Generally our gross margin for a given product depends on a number of factors including the type of customer to whom we are selling. The gross margin for retailers tends to be higher than for some of our other customers; but the sales, support, returns, and overhead costs associated with retailers also tend to be higher. Zoom’s sales to certain countries are currently handled by a single master distributor for that country who handles the support and marketing costs within the country. Gross margin for sales to these master distributors tends to be low, since lower pricing to these distributors helps them to cover the support and marketing costs for their country.

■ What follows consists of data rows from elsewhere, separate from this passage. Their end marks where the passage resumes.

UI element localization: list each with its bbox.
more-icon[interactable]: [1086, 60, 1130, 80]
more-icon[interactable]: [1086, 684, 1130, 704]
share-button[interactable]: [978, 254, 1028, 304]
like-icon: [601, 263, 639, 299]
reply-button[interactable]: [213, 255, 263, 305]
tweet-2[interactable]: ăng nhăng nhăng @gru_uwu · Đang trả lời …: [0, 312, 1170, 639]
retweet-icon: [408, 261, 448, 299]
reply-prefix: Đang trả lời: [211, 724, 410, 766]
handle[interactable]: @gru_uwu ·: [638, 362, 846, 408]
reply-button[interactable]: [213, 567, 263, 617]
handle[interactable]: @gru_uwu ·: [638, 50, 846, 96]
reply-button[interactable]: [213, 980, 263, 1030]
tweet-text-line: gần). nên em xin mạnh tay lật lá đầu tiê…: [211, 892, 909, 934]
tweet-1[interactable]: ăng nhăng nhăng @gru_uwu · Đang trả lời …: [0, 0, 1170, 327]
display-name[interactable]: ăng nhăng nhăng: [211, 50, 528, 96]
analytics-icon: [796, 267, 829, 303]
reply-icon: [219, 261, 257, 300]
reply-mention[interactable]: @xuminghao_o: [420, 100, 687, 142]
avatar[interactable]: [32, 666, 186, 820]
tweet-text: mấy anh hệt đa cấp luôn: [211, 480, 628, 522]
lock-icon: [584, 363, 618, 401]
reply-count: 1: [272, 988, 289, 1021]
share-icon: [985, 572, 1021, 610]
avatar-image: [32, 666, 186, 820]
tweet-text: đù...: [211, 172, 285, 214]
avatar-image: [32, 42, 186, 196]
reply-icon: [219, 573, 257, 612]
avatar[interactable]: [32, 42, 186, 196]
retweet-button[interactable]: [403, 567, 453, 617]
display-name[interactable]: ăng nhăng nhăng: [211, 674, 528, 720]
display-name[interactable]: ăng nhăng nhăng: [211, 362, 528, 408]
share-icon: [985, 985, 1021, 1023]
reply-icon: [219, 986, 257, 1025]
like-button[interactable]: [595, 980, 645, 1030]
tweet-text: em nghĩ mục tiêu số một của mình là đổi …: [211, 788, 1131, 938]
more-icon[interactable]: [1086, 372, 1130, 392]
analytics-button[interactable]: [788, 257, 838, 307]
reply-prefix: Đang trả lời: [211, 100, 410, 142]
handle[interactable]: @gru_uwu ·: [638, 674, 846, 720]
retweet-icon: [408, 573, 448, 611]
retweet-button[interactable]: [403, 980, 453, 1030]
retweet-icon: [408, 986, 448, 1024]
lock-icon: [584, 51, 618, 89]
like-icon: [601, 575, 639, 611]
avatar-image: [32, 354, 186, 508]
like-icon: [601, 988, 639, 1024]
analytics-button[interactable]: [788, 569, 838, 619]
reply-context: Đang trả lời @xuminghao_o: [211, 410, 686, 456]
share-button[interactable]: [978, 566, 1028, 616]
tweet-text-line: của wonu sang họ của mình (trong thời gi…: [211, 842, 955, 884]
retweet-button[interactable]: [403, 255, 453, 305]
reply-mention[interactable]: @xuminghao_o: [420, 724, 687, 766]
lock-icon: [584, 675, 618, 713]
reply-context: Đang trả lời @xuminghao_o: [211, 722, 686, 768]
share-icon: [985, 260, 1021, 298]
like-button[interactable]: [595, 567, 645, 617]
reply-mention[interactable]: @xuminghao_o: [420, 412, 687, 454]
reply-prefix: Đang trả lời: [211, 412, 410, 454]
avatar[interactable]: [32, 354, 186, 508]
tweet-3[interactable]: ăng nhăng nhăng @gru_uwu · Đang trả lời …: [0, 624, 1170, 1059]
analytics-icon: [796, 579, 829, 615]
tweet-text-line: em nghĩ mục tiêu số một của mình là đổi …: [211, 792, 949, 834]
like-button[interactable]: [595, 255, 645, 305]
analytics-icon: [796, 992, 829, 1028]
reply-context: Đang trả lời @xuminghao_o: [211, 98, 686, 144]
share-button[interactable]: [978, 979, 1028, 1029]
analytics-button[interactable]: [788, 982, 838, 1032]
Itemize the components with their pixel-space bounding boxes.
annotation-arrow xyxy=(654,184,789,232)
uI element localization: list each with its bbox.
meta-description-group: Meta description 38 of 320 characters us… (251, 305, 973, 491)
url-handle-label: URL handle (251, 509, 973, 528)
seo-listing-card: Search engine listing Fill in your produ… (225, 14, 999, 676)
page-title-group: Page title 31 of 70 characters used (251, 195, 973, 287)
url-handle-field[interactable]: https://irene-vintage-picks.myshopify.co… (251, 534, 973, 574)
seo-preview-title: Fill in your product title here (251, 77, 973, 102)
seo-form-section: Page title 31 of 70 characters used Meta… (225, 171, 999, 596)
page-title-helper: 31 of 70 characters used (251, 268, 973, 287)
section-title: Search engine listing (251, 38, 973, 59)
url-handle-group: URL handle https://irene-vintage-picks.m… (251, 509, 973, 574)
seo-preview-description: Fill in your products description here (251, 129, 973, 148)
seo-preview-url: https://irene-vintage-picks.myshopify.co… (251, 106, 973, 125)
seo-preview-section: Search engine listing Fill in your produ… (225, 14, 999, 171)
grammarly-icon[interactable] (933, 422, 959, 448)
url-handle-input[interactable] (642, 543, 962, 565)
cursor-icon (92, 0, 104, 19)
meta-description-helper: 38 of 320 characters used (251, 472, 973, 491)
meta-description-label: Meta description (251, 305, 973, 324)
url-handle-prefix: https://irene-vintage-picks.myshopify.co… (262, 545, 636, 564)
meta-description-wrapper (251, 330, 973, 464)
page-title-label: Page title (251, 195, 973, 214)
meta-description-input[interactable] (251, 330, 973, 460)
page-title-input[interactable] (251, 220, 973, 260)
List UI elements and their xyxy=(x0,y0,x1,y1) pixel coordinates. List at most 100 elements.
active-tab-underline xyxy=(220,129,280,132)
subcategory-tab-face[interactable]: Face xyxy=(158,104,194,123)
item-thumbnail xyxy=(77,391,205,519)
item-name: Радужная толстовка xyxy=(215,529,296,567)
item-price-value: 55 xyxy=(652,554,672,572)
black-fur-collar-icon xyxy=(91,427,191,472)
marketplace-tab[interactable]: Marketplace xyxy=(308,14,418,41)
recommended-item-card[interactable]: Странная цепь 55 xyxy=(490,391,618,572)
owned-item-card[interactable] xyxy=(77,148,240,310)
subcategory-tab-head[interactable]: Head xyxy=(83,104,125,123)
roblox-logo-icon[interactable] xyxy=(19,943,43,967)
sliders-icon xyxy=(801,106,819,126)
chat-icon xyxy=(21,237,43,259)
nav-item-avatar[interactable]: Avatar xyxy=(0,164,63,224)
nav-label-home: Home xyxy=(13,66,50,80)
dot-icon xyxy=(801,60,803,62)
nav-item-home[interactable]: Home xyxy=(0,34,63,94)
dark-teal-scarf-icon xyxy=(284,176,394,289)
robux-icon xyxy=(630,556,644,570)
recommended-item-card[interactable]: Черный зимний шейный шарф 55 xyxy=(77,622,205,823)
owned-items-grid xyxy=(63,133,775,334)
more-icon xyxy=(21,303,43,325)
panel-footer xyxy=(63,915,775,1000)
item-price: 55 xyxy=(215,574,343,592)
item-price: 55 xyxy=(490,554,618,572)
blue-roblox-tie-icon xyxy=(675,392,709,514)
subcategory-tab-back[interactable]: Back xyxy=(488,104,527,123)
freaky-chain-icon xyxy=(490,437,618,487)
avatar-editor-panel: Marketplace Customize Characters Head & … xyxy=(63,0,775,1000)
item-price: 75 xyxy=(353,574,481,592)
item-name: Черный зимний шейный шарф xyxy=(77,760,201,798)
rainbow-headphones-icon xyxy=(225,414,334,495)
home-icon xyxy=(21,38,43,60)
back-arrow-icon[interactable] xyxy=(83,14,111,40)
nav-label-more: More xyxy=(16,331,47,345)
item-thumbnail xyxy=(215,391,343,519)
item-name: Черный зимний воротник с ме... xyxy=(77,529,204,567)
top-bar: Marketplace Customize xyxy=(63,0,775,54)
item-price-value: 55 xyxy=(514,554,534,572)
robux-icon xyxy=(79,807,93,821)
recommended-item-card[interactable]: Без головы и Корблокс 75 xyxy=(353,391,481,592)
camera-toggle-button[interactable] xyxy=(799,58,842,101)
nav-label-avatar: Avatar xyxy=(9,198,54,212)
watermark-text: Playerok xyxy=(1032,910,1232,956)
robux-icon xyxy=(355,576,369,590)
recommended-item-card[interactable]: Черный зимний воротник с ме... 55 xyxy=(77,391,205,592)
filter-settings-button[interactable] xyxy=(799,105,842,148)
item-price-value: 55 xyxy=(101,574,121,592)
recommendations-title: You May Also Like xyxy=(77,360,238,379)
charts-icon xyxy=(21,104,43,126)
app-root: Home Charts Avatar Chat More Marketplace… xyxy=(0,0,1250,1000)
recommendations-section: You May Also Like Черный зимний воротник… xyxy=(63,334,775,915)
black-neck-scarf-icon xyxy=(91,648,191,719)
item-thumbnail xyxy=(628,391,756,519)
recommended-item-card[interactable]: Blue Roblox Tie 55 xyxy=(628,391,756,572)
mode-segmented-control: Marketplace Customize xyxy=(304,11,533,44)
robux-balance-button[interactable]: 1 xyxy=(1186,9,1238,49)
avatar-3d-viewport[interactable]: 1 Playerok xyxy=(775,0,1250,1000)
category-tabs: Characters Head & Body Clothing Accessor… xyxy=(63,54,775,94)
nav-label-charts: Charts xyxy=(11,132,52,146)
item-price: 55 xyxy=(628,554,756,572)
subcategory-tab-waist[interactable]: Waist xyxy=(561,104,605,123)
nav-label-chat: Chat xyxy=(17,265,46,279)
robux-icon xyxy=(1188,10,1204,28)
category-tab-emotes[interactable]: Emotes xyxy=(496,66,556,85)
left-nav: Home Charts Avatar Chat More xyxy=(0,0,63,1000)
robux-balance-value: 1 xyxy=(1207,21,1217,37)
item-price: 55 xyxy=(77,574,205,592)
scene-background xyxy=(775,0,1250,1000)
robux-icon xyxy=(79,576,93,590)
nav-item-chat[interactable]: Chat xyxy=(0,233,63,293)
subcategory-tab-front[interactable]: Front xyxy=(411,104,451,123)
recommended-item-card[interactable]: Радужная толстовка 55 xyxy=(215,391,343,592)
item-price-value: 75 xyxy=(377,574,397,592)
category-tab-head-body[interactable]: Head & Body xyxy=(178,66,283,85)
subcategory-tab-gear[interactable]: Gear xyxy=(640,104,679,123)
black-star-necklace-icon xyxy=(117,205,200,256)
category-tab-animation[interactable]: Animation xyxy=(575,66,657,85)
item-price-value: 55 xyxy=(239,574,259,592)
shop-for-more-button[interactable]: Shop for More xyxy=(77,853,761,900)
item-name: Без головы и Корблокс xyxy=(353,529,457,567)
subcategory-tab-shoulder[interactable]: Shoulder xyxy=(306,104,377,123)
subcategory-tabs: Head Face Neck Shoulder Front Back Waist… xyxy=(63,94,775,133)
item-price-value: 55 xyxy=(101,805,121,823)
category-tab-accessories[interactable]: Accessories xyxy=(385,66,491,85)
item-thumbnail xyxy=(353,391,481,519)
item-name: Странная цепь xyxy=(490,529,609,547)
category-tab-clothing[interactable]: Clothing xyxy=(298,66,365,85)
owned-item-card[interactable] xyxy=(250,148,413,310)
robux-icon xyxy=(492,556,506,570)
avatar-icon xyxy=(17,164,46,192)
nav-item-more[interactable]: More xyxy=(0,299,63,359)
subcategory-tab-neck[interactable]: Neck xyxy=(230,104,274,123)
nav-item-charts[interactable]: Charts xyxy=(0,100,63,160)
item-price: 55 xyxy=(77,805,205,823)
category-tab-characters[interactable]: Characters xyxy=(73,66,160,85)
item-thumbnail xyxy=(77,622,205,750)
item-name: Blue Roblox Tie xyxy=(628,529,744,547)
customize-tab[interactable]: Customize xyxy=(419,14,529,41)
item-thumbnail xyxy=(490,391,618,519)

In recent years we have experienced losses. In response to these losses, we have cut costs by reducing staffing and some overhead costs. Our total headcount was reduced from 27 on September 30, 2013 to 26 on September 30, 2014. As of November 3, 2014, Zoom had 25 full-time and part-time employees. Of the 25 included in our headcount on November 3, 2014, nine were engaged in research and development and quality control. Four were involved in operations, which manages production, inventory, purchasing, warehousing, freight, invoicing, shipping, collections, and returns. Seven were engaged in sales, marketing, and customer support. The remaining five performed executive, accounting, administrative, and management information systems functions. Zoom has implemented cost cutting measures including reducing our headcount and reducing the number of days that certain employees work. As a result, Zoom currently has 17 full-time employees and 8 employees working less than 5 days per week, typically 4 days per week. Our dedicated manufacturing personnel in Tijuana, Mexico are employees of our Mexican manufacturing service provider and not included in our headcount. On September 30, 2014, Zoom had one consultant in sales and one consultant in information systems, neither of whom is included in our headcount.
Following is a discussion of what we view as our more significant accounting policies and estimates. As described below, management judgments and estimates must be made and used in connection with the preparation of our financial statements. We have identified areas where material differences could result in the amount and timing of our net sales, costs, and expenses for any period if we had made different judgments or used different estimates.
We derive our net sales primarily from the sales of hardware products to four types of customers:
We recognize hardware net sales for our customers at the point when the customers take legal ownership of the delivered products. Legal ownership passes from Zoom to the customer based on the contractual delivery point specified in signed contracts and purchase orders, which are both used extensively. Many of our customer contracts or purchase orders specify delivery at the shipping destination. We verify the delivery date on all significant FOB destination shipments made during the last 10 business days of each quarter.